Old Bluff Church
In about the 1820's on a Halloween day this church was having sermon and the preacher flipped out and killed
every one in there and now if you go to the church and you read the big stone memorial and walk up to the doors
and read the sign and do what it tells you to than you will see a man holding a lantern and he will wave you on.
At the park in Coats. There is this trail. If you walk down this trail, there is some kind of being that
chases you. And if you camp there, there is a place that if you put something there such as a tent, and try
to sleep your tent will be moved out of the way by morning. Its called " The Devils Stomping Grounds"
Lydia's bridge still stands, although it is now 40 or so feet from the new overpass. On High Point Rd from Greensboro heading towards Jamestown, there is a new overpass at the Welcome to Jamestown sign. Parking nearby and walking through the thick vegetation will bring you to the old bridge…and maybe to Lydia.
GHNC's Notes: This location is heavily populated and hard to get to. We had to park at an apartment complex and walk through
dense brush until we finally found it. It wasn't worth the trip and we ended up losing our ELF meter. Not recommended.

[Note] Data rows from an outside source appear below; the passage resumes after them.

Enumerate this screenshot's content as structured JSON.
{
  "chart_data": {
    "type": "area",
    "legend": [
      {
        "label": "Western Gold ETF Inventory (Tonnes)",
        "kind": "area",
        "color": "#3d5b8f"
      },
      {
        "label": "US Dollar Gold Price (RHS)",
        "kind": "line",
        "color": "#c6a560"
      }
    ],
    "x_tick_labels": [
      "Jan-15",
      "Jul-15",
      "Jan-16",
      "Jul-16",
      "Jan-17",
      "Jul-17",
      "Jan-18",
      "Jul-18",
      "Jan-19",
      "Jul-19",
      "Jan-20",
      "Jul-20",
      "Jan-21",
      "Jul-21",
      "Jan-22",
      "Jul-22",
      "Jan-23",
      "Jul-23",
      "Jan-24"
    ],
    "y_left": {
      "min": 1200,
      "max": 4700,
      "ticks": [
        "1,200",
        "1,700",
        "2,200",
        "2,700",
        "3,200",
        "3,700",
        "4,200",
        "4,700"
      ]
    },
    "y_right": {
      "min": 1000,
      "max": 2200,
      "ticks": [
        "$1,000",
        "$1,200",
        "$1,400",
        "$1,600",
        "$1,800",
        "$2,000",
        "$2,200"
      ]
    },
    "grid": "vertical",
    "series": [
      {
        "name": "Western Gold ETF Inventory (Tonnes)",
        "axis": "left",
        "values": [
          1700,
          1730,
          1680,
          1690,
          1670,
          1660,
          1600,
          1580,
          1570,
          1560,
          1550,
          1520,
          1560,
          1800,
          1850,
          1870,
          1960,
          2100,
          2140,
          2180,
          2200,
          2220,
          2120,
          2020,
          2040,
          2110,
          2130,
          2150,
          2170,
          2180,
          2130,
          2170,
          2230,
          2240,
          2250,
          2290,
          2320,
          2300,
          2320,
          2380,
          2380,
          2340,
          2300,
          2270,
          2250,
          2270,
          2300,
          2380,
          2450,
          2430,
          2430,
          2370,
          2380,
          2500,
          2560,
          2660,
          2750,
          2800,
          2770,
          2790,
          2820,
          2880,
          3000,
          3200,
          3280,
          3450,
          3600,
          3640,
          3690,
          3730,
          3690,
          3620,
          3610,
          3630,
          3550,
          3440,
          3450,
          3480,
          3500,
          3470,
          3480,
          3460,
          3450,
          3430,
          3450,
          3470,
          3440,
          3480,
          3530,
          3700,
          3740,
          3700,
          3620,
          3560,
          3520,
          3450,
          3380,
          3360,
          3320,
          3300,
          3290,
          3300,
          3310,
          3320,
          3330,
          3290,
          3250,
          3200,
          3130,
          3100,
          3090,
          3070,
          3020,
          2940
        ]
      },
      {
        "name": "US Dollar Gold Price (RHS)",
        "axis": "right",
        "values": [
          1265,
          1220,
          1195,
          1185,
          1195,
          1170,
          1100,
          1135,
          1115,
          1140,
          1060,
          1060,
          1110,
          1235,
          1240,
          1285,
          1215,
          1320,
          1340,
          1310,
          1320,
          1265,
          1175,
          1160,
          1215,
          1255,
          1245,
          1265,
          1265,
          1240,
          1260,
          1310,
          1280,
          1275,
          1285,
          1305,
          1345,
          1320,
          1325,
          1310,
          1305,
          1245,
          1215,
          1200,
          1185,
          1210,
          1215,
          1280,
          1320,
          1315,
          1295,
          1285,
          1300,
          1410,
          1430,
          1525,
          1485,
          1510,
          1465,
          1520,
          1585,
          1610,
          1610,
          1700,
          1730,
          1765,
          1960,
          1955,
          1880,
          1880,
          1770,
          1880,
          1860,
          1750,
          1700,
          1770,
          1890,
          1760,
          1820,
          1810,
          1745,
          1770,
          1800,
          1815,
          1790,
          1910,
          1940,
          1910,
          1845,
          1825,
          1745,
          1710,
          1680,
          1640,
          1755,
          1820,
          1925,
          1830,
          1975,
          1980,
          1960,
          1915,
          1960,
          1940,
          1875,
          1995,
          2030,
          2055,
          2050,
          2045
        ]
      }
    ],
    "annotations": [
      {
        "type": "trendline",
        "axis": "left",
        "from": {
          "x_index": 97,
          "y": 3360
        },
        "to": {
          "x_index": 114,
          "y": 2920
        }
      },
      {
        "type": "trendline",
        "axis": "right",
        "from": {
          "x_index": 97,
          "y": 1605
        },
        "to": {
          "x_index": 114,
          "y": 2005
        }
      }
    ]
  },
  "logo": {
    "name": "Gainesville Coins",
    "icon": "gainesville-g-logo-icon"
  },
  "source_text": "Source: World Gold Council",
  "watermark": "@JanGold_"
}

There is local legend about a man who killed his family, it is said that he haunts the area and once you leave he haunts your dreams. Also an early 1930's type car has been seen by a few people but once off of Payne Rd. the car disappears.
GHNC's Notes: Having been to this location and speaking with locals, we now know Payne's land to be a slave plantation. The
curvy road down to the bridge is dotted with rickety old slave shacks. If your brave enough the road goes all the way up
to Stokes county. We haven't been very far down it, but we plan to hunt again there someday.
- Greensboro (Directions)
The Poinsett Bridge is an arched stone bridge built in 1820 without mortar and named for Joel R. Poinsett, an early resident of Greenville and U.S. ambassador to Mexico. The bridge is listed in the National Register of Historic Places, and was once a key part of a state road from Charleston to North Carolina.
It is the state's oldest remaining bridge and is believed to have been designed by Robert Mills, architect of the Washington Monument, though state researchers are still searching for proof.
GHNC's Notes: One of the best location's we've been to, I highly recommend it. Just look for the bridge off Old Highway 25 near camp Old Indian.